Kate Bramson joined the WaterFire Board in March of 2023. She brings to the Board her knowledge of economic development and her deep understanding of the role that WaterFire plays in Providence and for Rhode Island.
Kate is the Founder and Principal of an independent consulting practice. She edits expansive federal grant applications within the education and nonprofit sectors; has co-authored a policy report for Jobs for the Future about remote work opportunities for low-income, older workers; and writes grant applications for a variety of nonprofits. This practice, launched during the COVID-19 pandemic, emphasizes grant writing and editing, policy research, analysis, and writing — about education, housing, economic development, health care, job training, equity and justice, entrepreneurship and innovation, transportation, and more.
She worked as a reporter for 16 years at The Providence Journal, where she focused in her final 7 years on reporting about economic development and workforce issues.

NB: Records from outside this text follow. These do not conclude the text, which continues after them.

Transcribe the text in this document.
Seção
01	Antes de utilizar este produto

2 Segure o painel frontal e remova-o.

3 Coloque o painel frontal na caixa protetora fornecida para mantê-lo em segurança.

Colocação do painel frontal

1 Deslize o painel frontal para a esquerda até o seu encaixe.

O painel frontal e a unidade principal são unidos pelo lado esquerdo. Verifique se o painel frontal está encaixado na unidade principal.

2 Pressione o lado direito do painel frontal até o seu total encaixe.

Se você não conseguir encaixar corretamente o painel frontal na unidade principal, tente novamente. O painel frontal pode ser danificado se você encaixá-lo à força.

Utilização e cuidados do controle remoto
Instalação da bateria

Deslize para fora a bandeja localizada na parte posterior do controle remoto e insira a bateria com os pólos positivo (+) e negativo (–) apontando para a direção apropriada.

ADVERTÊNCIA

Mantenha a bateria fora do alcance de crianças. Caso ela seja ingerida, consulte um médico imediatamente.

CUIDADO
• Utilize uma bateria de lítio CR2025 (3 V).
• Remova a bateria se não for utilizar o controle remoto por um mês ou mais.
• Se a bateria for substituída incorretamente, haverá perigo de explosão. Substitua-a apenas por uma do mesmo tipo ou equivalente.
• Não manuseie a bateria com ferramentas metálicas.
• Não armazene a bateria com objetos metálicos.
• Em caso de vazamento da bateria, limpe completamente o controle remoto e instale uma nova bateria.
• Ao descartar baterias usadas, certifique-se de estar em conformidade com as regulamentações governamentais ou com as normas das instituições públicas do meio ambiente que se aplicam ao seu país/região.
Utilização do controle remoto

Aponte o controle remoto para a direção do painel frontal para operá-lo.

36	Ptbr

She wrote about the 195 Commission’s efforts to develop the vacant land in the heart of the capital city freed up after the relocation of the highway, the collapse of former Red Sox pitching star Curt Schilling’s 38 Studios, then-Governor Gina Raimondo’s economic development priorities, and the complex financing required for the nonprofit WaterFire to transform the long-vacant former U.S. Rubber factory into the WaterFire Arts Center.
Kate left journalism to become the Policy Director for the Rhode Island State Senate, where she led the creation of the Senate’s economic-development legislative package, “Building a More Vibrant Rhode Island.” She has since worked in the nonprofit housing sector and as associate director in the Office of Deputy Dean Megan L. Ranney, while Ranney was at Brown University’s School of Public Health.
Bramson lives in Providence with her husband, Andrew Bramson, and their two teenagers. Together, they’ve traveled extensively — quite often selecting destinations that are off the beaten path, including Uzbekistan, Myanmar, Oman, the Roman ruins in Algeria, and Ukraine six years ago, where they spent three days in Chornobyl.